CML - Diagnosis
Diagnosing CML usually involves a series of blood and bone marrow tests. After your doctor takes samples of your blood and bone marrow, a hematopathologist, a specialist who studies blood cell diseases, confirms the diagnosis and identifies your CML phase.
When examining your blood and bone marrow cells, your hematopathologist will confirm the CML diagnosis by the presence of the Philadelphia (Ph) chromosome and the number of cells with the BCR-ABL oncogene. BCR-ABL oncogene is a mutated gene that tells your cancer cells to make a specific type of protein that leads to CML.
Tests your doctor may use to diagnose CML are blood tests, bone marrow tests, cytogenetic analysis, fluorescence in situ hybridization (FISH) or polymerase chain reaction (PCR). If you are diagnosed with CML, you will then undergo blood and bone marrow tests during therapy to measure your treatment response.
In order to make a CML diagnosis, your blood work will need to be sent to a lab for testing. Doctors at the testing facility will do a complete blood count (CBC), which shows the number of red cells, white cells and platelets in the blood. If you do have CML, you will have a lower-than-normal number of red cells, an abnormal number of platelets and a high number of white cells.
In addition to this, the doctor will do a blood cell examination, which shows whether you have leukemic blast cells and marrow cells in your blood. If you have CML, there will be a high proportion of white cells called myelocytes and neutrophils.
Bone marrow testing involves two steps usually done at the same time: a bone marrow aspiration to remove a liquid marrow sample and a bone marrow biopsy to remove a small amount of bone filled with marrow.
These tests measure the number and structure of the chromosomes, confirm blood test findings and determine if there is a chromosome abnormality, such as the Ph chromosome.
A cytogenetic analysis test identifies certain changes in chromosomes and genes. For the test, your hematopathologist will look at how your chromosomes are mapped, called a karyotype. If your doctor detects the Ph chromosome on the karyotype and other tests show a high white cell count, the CML diagnosis is confirmed.
FISH is a sensitive test that can detect BCR-ABL by using fluorescent dyes.

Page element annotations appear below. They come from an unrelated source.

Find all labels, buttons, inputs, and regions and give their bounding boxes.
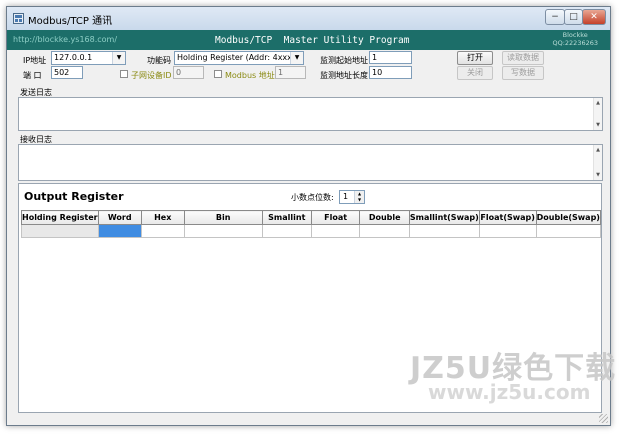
spin-down-icon[interactable]: ▼ — [355, 197, 364, 203]
author-qq: QQ:22236263 — [552, 39, 598, 47]
modbus-addr-checkbox[interactable] — [214, 70, 222, 78]
decimal-places-label: 小数点位数: — [291, 193, 334, 202]
write-data-button[interactable]: 写数据 — [502, 66, 544, 80]
function-code-combo[interactable]: Holding Register (Addr: 4xxxx) ▼ — [174, 51, 304, 65]
watermark-url: www.jz5u.com — [428, 380, 591, 404]
modbus-addr-label: Modbus 地址 — [225, 71, 275, 80]
chevron-down-icon[interactable]: ▼ — [290, 52, 303, 64]
output-register-grid[interactable]: Holding Register Word Hex Bin Smallint F… — [21, 210, 602, 238]
slave-id-input[interactable]: 0 — [173, 66, 204, 79]
send-log-scrollbar[interactable]: ▲ ▼ — [593, 98, 602, 130]
minimize-icon: − — [551, 12, 559, 22]
close-icon: ✕ — [590, 12, 598, 22]
monitor-start-label: 监测起始地址 — [320, 56, 368, 65]
ip-address-combo[interactable]: 127.0.0.1 ▼ — [51, 51, 126, 65]
monitor-start-input[interactable]: 1 — [369, 51, 412, 64]
decimal-places-value: 1 — [343, 192, 349, 201]
scroll-up-icon[interactable]: ▲ — [594, 100, 602, 106]
output-register-title: Output Register — [24, 190, 124, 203]
monitor-length-input[interactable]: 10 — [369, 66, 412, 79]
author-name: Blockke — [562, 31, 588, 39]
chevron-down-icon[interactable]: ▼ — [112, 52, 125, 64]
column-header[interactable]: Hex — [140, 210, 185, 225]
table-cell[interactable] — [478, 224, 537, 238]
column-header[interactable]: Smallint(Swap) — [408, 210, 480, 225]
program-banner: http://blockke.ys168.com/ Modbus/TCP Mas… — [7, 30, 610, 50]
column-header[interactable]: Word — [97, 210, 142, 225]
row-header-cell[interactable] — [21, 224, 99, 238]
app-icon — [13, 13, 24, 24]
ip-label: IP地址 — [23, 56, 47, 65]
send-log-textarea[interactable]: ▲ ▼ — [18, 97, 603, 131]
receive-log-textarea[interactable]: ▲ ▼ — [18, 144, 603, 181]
monitor-length-label: 监测地址长度 — [320, 71, 368, 80]
column-header[interactable]: Float(Swap) — [478, 210, 537, 225]
scroll-down-icon[interactable]: ▼ — [594, 172, 602, 178]
port-label: 端 口 — [23, 71, 42, 80]
table-row[interactable] — [21, 224, 602, 238]
selected-cell[interactable] — [97, 224, 142, 238]
decimal-places-spinner[interactable]: 1 ▲ ▼ — [339, 190, 365, 204]
column-header[interactable]: Bin — [183, 210, 263, 225]
minimize-button[interactable]: − — [545, 9, 565, 25]
function-label: 功能码 — [147, 56, 171, 65]
slave-id-label: 子网设备ID — [131, 71, 172, 80]
read-data-button[interactable]: 读取数据 — [502, 51, 544, 65]
scroll-down-icon[interactable]: ▼ — [594, 122, 602, 128]
modbus-addr-input[interactable]: 1 — [275, 66, 306, 79]
column-header[interactable]: Double — [359, 210, 410, 225]
column-header[interactable]: Holding Register — [21, 210, 99, 225]
grid-header-row: Holding Register Word Hex Bin Smallint F… — [21, 210, 602, 225]
resize-grip[interactable] — [599, 414, 608, 423]
spinner-arrows[interactable]: ▲ ▼ — [354, 191, 364, 203]
scroll-up-icon[interactable]: ▲ — [594, 147, 602, 153]
ip-address-value: 127.0.0.1 — [54, 53, 93, 62]
table-cell[interactable] — [535, 224, 602, 238]
receive-log-scrollbar[interactable]: ▲ ▼ — [593, 145, 602, 180]
table-cell[interactable] — [408, 224, 480, 238]
maximize-button[interactable]: □ — [564, 9, 583, 25]
table-cell[interactable] — [310, 224, 361, 238]
window-title: Modbus/TCP 通讯 — [28, 16, 113, 27]
column-header[interactable]: Float — [310, 210, 361, 225]
maximize-icon: □ — [569, 12, 578, 22]
banner-url: http://blockke.ys168.com/ — [13, 35, 118, 44]
close-button[interactable]: 关闭 — [457, 66, 493, 80]
port-input[interactable]: 502 — [51, 66, 83, 79]
banner-author: Blockke QQ:22236263 — [552, 31, 598, 47]
slave-id-checkbox[interactable] — [120, 70, 128, 78]
column-header[interactable]: Double(Swap) — [535, 210, 602, 225]
table-cell[interactable] — [140, 224, 185, 238]
title-bar: Modbus/TCP 通讯 − □ ✕ — [7, 7, 610, 30]
close-window-button[interactable]: ✕ — [582, 9, 606, 25]
table-cell[interactable] — [261, 224, 312, 238]
table-cell[interactable] — [183, 224, 263, 238]
open-button[interactable]: 打开 — [457, 51, 493, 65]
function-code-value: Holding Register (Addr: 4xxxx) — [177, 53, 300, 62]
banner-title: Modbus/TCP Master Utility Program — [215, 35, 410, 46]
column-header[interactable]: Smallint — [261, 210, 312, 225]
table-cell[interactable] — [359, 224, 410, 238]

A standard cytogenetic analysis can detect the Ph chromosome in about 90 percent of CML patients. Some patients show no evidence of the Ph chromosome during basic cytogenetic testing, but the FISH test may detect the presence of the abnormal BCR-ABL gene.
This test is used to diagnose CML and to track response to therapy once treatment has begun and can be performed with either blood or bone marrow cells. It is an extra-sensitive test that can detect and measure BCR-ABL oncogenes not found by other tests, such as FISH. PCR allows a more sensitive follow-up of patients in remission and can help determine whether additional treatment is needed.
The phase of your chronic myeloid leukemia (CML) plays a large part in determining the type of treatment you'll receive. CML has three phases: chronic phase, accelerated phase and blast crisis phase.
Each phase describes CML's progression, determined by the number of blast cells (white cells that don't fully form as they should, blocking production of functioning blood cells) in the blood and bone marrow.
Most patients are diagnosed during CML's chronic phase when symptoms are mild or not noticeable. During this phase, your white cells can still fight infection and long-term drug therapy is used to control your CML. Once treatment has started, patients can usually return to normal activities.
A small number of patients diagnosed and treated during the chronic phase progress to the accelerated phase.
If you're diagnosed during accelerated phase CML, you may have:
- A lower-than-normal number of red cells
- A lower-than-normal number of platelets
- An increase or decrease in white cells
- A high number of blast cells in the blood and bone marrow
- A swollen spleen, which can cause stomach discomfort
- A general feeling of ill health
If you're diagnosed in CML's blast crisis phase, you usually have an increased number of blast cells in your bone marrow and blood. In addition, blast crisis phase patients also have a lower-than-normal number of red cells and platelets.
In this phase, it is common to experience infection, bleeding, a lack of energy or feelings of tiredness, shortness of breath, stomach pain or bone pain.
Once CML reaches this more severe, advanced phase, its effects on patients are similar to those caused by an acute leukemia and can be life-threatening. In about 25 percent of people, the transformation in the blast crisis takes on the appearance of acute lymphoblastic leukemia (ALL), while in the majority it takes on the appearance of acute myeloid leukemia (AML).